Sutherland, a 6-1 senior, became the go-to player inside after Davis injury and averaged 16.5 points, 8.1 rebounds in her last six games, including 19 points, eight rebounds against Tennessee.
And Gardner, a 6-3 freshman thrust into Davis’ spot in the starting lineup, averaged 13.0 points, 10.5 rebounds in her last four games, including double-doubles in NCAA Tournament games against Nebraska (15 points, 16 rebounds) and Tennessee (14-10).
Gardner provided the early spark Saturday for Kansas, playing in just its third Sweet 16 in program history.

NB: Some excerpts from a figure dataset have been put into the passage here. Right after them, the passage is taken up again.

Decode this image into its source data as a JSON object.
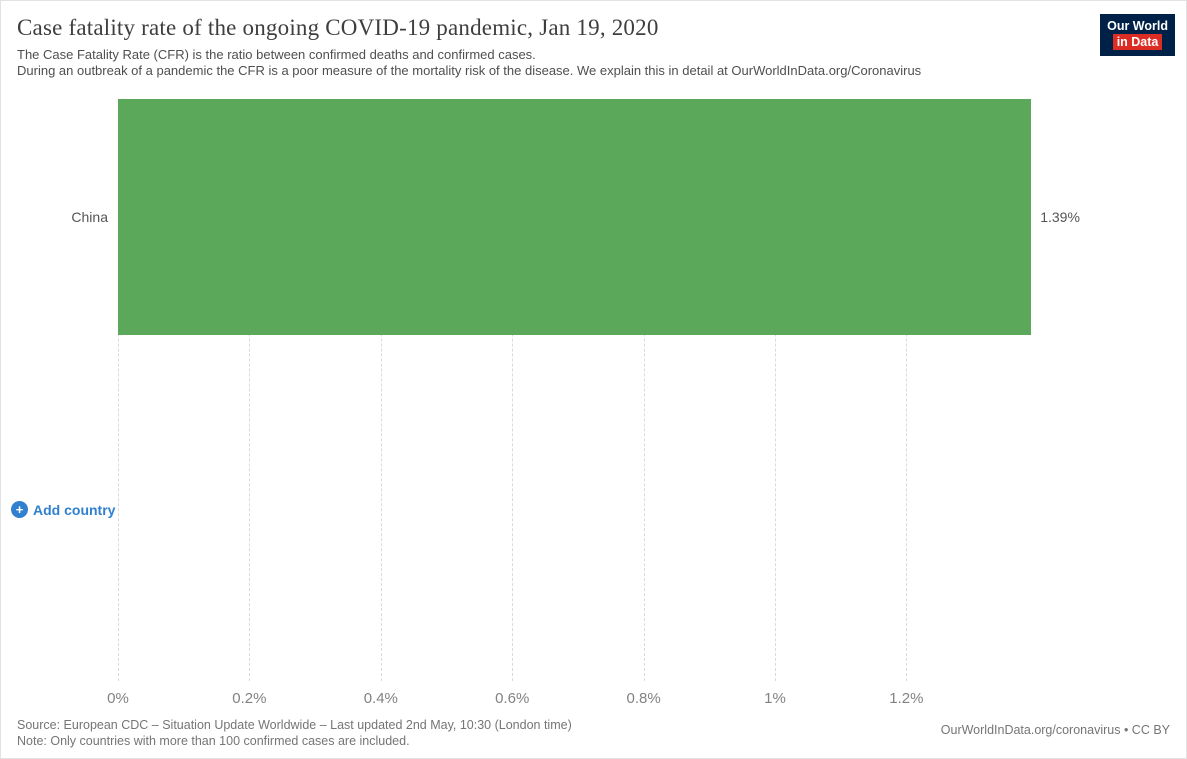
{
  "header": {
    "title": "Case fatality rate of the ongoing COVID-19 pandemic, Jan 19, 2020",
    "subtitle_line1": "The Case Fatality Rate (CFR) is the ratio between confirmed deaths and confirmed cases.",
    "subtitle_line2": "During an outbreak of a pandemic the CFR is a poor measure of the mortality risk of the disease. We explain this in detail at OurWorldInData.org/Coronavirus",
    "logo": {
      "line1": "Our World",
      "line2": "in Data"
    }
  },
  "chart_data": {
    "type": "bar",
    "orientation": "horizontal",
    "categories": [
      "China"
    ],
    "values": [
      1.39
    ],
    "value_labels": [
      "1.39%"
    ],
    "xlim": [
      0,
      1.39
    ],
    "x_ticks": [
      {
        "label": "0%",
        "value": 0
      },
      {
        "label": "0.2%",
        "value": 0.2
      },
      {
        "label": "0.4%",
        "value": 0.4
      },
      {
        "label": "0.6%",
        "value": 0.6
      },
      {
        "label": "0.8%",
        "value": 0.8
      },
      {
        "label": "1%",
        "value": 1.0
      },
      {
        "label": "1.2%",
        "value": 1.2
      }
    ],
    "grid": "dashed-vertical",
    "legend": "none"
  },
  "controls": {
    "add_country_label": "Add country",
    "plus_glyph": "+"
  },
  "footer": {
    "source": "Source: European CDC – Situation Update Worldwide – Last updated 2nd May, 10:30 (London time)",
    "note": "Note: Only countries with more than 100 confirmed cases are included.",
    "attribution": "OurWorldInData.org/coronavirus • CC BY"
  },
  "colors": {
    "bar": "#5ba85b",
    "accent_blue": "#3080cf",
    "logo_navy": "#002147",
    "logo_red": "#dc2d25"
  }
}
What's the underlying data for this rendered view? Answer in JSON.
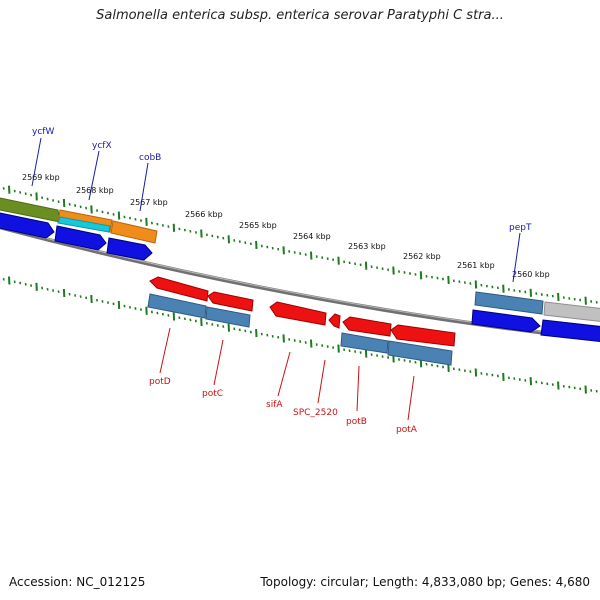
{
  "header": {
    "title": "Salmonella enterica subsp. enterica serovar Paratyphi C stra..."
  },
  "footer": {
    "accession": "Accession: NC_012125",
    "summary": "Topology: circular; Length: 4,833,080 bp; Genes: 4,680"
  },
  "ruler": {
    "labels": [
      "2569 kbp",
      "2568 kbp",
      "2567 kbp",
      "2566 kbp",
      "2565 kbp",
      "2564 kbp",
      "2563 kbp",
      "2562 kbp",
      "2561 kbp",
      "2560 kbp"
    ]
  },
  "genes_top": [
    "ycfW",
    "ycfX",
    "cobB",
    "pepT"
  ],
  "genes_bottom": [
    "potD",
    "potC",
    "sifA",
    "SPC_2520",
    "potB",
    "potA"
  ],
  "colors": {
    "backbone": "#808080",
    "tick": "#1e7a1e",
    "gene_top_label": "#1a1aa8",
    "gene_bottom_label": "#cc1111",
    "cds_blue": "#1010e0",
    "gene_steel": "#4a82b4",
    "gene_red": "#ee1111",
    "gene_olive": "#6b8e23",
    "gene_orange": "#f08c1a",
    "gene_cyan": "#18c8d8",
    "gene_grey": "#c0c0c0"
  }
}
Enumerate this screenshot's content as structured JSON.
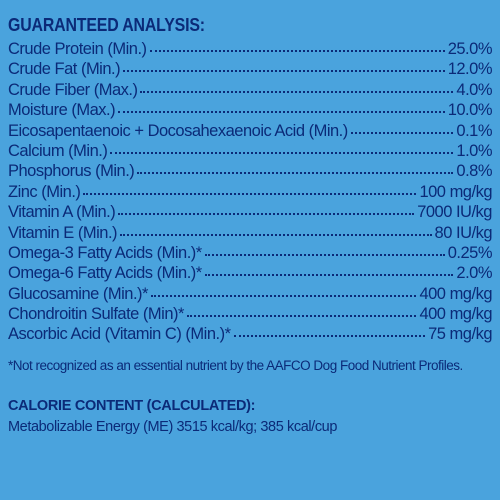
{
  "analysis": {
    "heading": "GUARANTEED ANALYSIS:",
    "rows": [
      {
        "label": "Crude Protein (Min.)",
        "value": "25.0%"
      },
      {
        "label": "Crude Fat (Min.)",
        "value": "12.0%"
      },
      {
        "label": "Crude Fiber (Max.)",
        "value": "4.0%"
      },
      {
        "label": "Moisture (Max.)",
        "value": "10.0%"
      },
      {
        "label": "Eicosapentaenoic + Docosahexaenoic Acid (Min.)",
        "value": "0.1%"
      },
      {
        "label": "Calcium (Min.)",
        "value": "1.0%"
      },
      {
        "label": "Phosphorus (Min.)",
        "value": "0.8%"
      },
      {
        "label": "Zinc (Min.)",
        "value": "100 mg/kg"
      },
      {
        "label": "Vitamin A (Min.)",
        "value": "7000 IU/kg"
      },
      {
        "label": "Vitamin E (Min.)",
        "value": "80 IU/kg"
      },
      {
        "label": "Omega-3 Fatty Acids (Min.)*",
        "value": "0.25%"
      },
      {
        "label": "Omega-6 Fatty Acids (Min.)*",
        "value": "2.0%"
      },
      {
        "label": "Glucosamine (Min.)*",
        "value": "400 mg/kg"
      },
      {
        "label": "Chondroitin Sulfate (Min)*",
        "value": "400 mg/kg"
      },
      {
        "label": "Ascorbic Acid (Vitamin C) (Min.)*",
        "value": "75 mg/kg"
      }
    ],
    "footnote": "*Not recognized as an essential nutrient by the AAFCO Dog Food Nutrient Profiles."
  },
  "calorie": {
    "heading": "CALORIE CONTENT (CALCULATED):",
    "line_part1": "Metabolizable Energy (ME) 3515 kcal/kg;",
    "line_part2": " 385 kcal/cup"
  },
  "colors": {
    "background": "#4aa3dd",
    "text": "#0b2a78"
  }
}
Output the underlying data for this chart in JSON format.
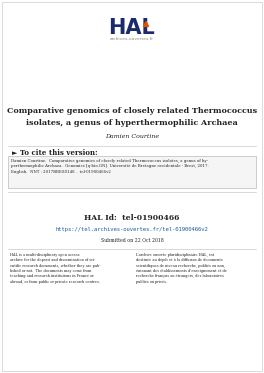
{
  "bg_color": "#ffffff",
  "border_color": "#cccccc",
  "title_line1": "Comparative genomics of closely related Thermococcus",
  "title_line2": "isolates, a genus of hyperthermophilic Archaea",
  "author": "Damien Courtine",
  "cite_header": "► To cite this version:",
  "cite_text": "Damien Courtine.  Comparative genomics of closely related Thermococcus isolates, a genus of hy-\nperthermophilic Archaea.  Genomics [q-bio.GN]. Université de Bretagne occidentale - Brest, 2017.\nEnglish.  NNT : 2017BRES0148 .  tel-01900466v2",
  "hal_id_label": "HAL Id:  tel-01900466",
  "hal_url": "https://tel.archives-ouvertes.fr/tel-01900466v2",
  "submitted": "Submitted on 22 Oct 2018",
  "left_text": "HAL is a multi-disciplinary open access\narchive for the deposit and dissemination of sci-\nentific research documents, whether they are pub-\nlished or not.  The documents may come from\nteaching and research institutions in France or\nabroad, or from public or private research centres.",
  "right_text": "L’archive ouverte pluridisciplinaire HAL, est\ndestinée au dépôt et à la diffusion de documents\nscientifiques de niveau recherche, publiés ou non,\némanant des établissements d’enseignement et de\nrecherche français ou étrangers, des laboratoires\npubliés ou privés.",
  "hal_navy": "#1b2a6b",
  "hal_orange": "#e05000",
  "hal_text_color": "#222222",
  "hal_url_color": "#1a5ca0",
  "cite_box_bg": "#f5f5f5",
  "cite_box_border": "#aaaaaa",
  "sep_color": "#bbbbbb",
  "archives_color": "#888888"
}
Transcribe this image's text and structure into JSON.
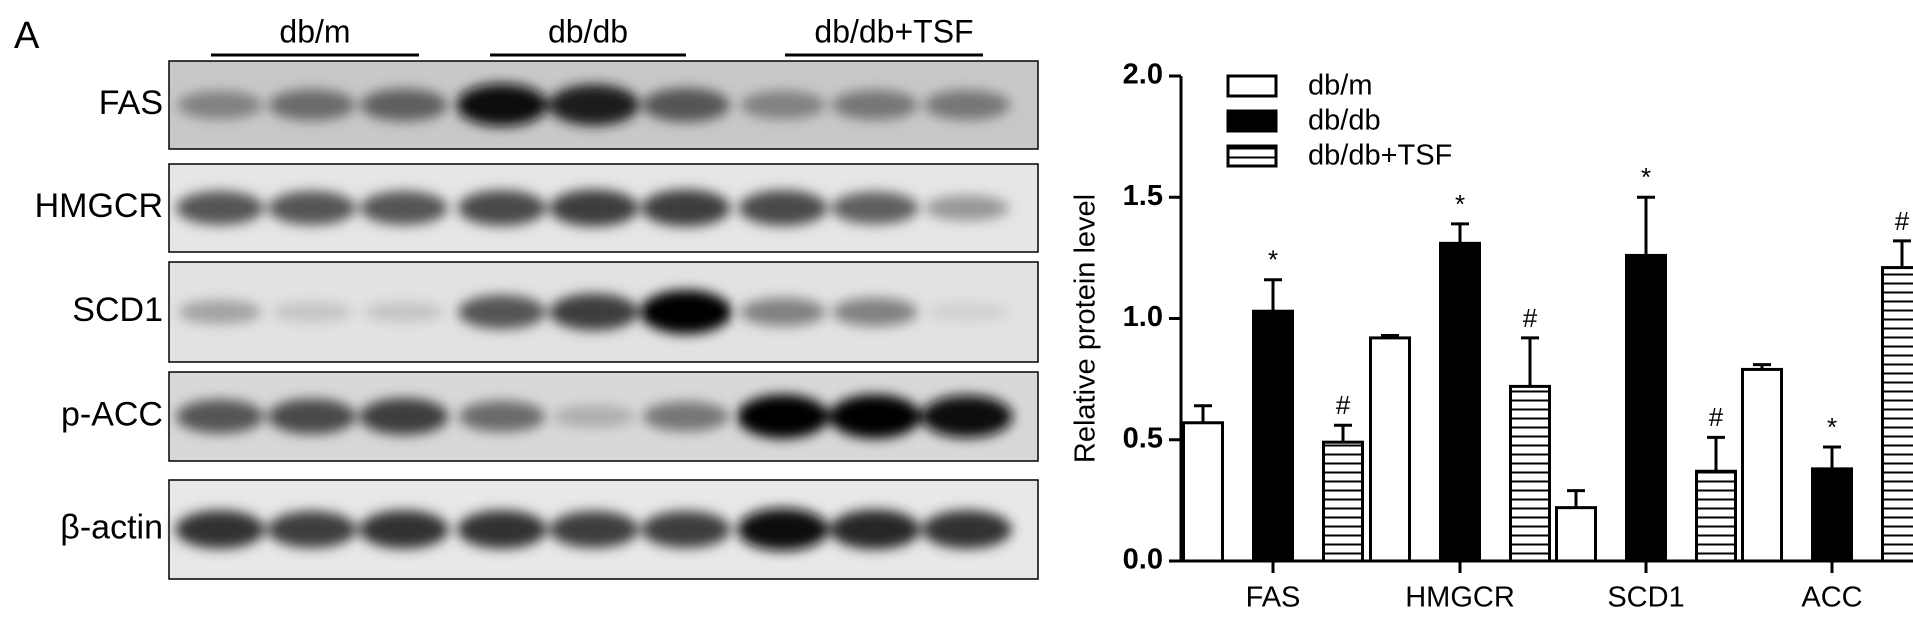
{
  "panel_label": "A",
  "blot": {
    "groups": [
      "db/m",
      "db/db",
      "db/db+TSF"
    ],
    "rows": [
      "FAS",
      "HMGCR",
      "SCD1",
      "p-ACC",
      "β-actin"
    ]
  },
  "chart_data": {
    "type": "bar",
    "y_label": "Relative protein level",
    "categories": [
      "FAS",
      "HMGCR",
      "SCD1",
      "ACC"
    ],
    "series": [
      {
        "name": "db/m",
        "color": "#ffffff",
        "hatch": "none",
        "values": [
          0.57,
          0.92,
          0.22,
          0.79
        ],
        "errors": [
          0.07,
          0.01,
          0.07,
          0.02
        ]
      },
      {
        "name": "db/db",
        "color": "#000000",
        "hatch": "none",
        "values": [
          1.03,
          1.31,
          1.26,
          0.38
        ],
        "errors": [
          0.13,
          0.08,
          0.24,
          0.09
        ],
        "annotations": [
          "*",
          "*",
          "*",
          "*"
        ]
      },
      {
        "name": "db/db+TSF",
        "color": "#ffffff",
        "hatch": "horizontal",
        "values": [
          0.49,
          0.72,
          0.37,
          1.21
        ],
        "errors": [
          0.07,
          0.2,
          0.14,
          0.11
        ],
        "annotations": [
          "#",
          "#",
          "#",
          "#"
        ]
      }
    ],
    "ylim": [
      0,
      2
    ],
    "yticks": [
      {
        "value": 0,
        "label": "0.0"
      },
      0.5,
      {
        "value": 1,
        "label": "1.0"
      },
      1.5,
      {
        "value": 2,
        "label": "2.0"
      }
    ],
    "legend": "top-left"
  }
}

She scored four of the Jayhawks’ first five baskets as they jumped to a quick 8-2 lead and let the Volunteers know this would not be a cakewalk.
“The first couple minutes we came out with a lot of energy on defense and offense,” Gardner said. “We came out with a good start, but in the second half, we let them have a lot of open threes, and they just made threes back-to-back.”
Tennessee sophomore guard Meighan Simmons keyed a 14-3 run for the Volunteers that got Tennessee back in the game, hitting some deep threes that got her team to within 35-30 at halftime.
The taller Volunteers controlled the backboards in the second half and forged ahead when forward Vicki Baugh broke a 44-44 tie with a free throw with 13:33 to play. She missed the next one, but Glory Johnson rebounded and was fouled by Gardner. Johnson made the two free throws, Ariel Massengale, another bench player, hit a jump shot, and Tennessee was on its way to the Elite Eight, where it will play top-seeded Baylor on Monday night.
A young Jayhawks team returned home eager to build on their first NCAA Tournament experience after four straight WNIT appearances. Especially with Davis coming back, too.
“We’re excited for next year,” Goodrich said. “We’re losing someone really valuable (Sutherland), but we’re ready, and we can’t wait.”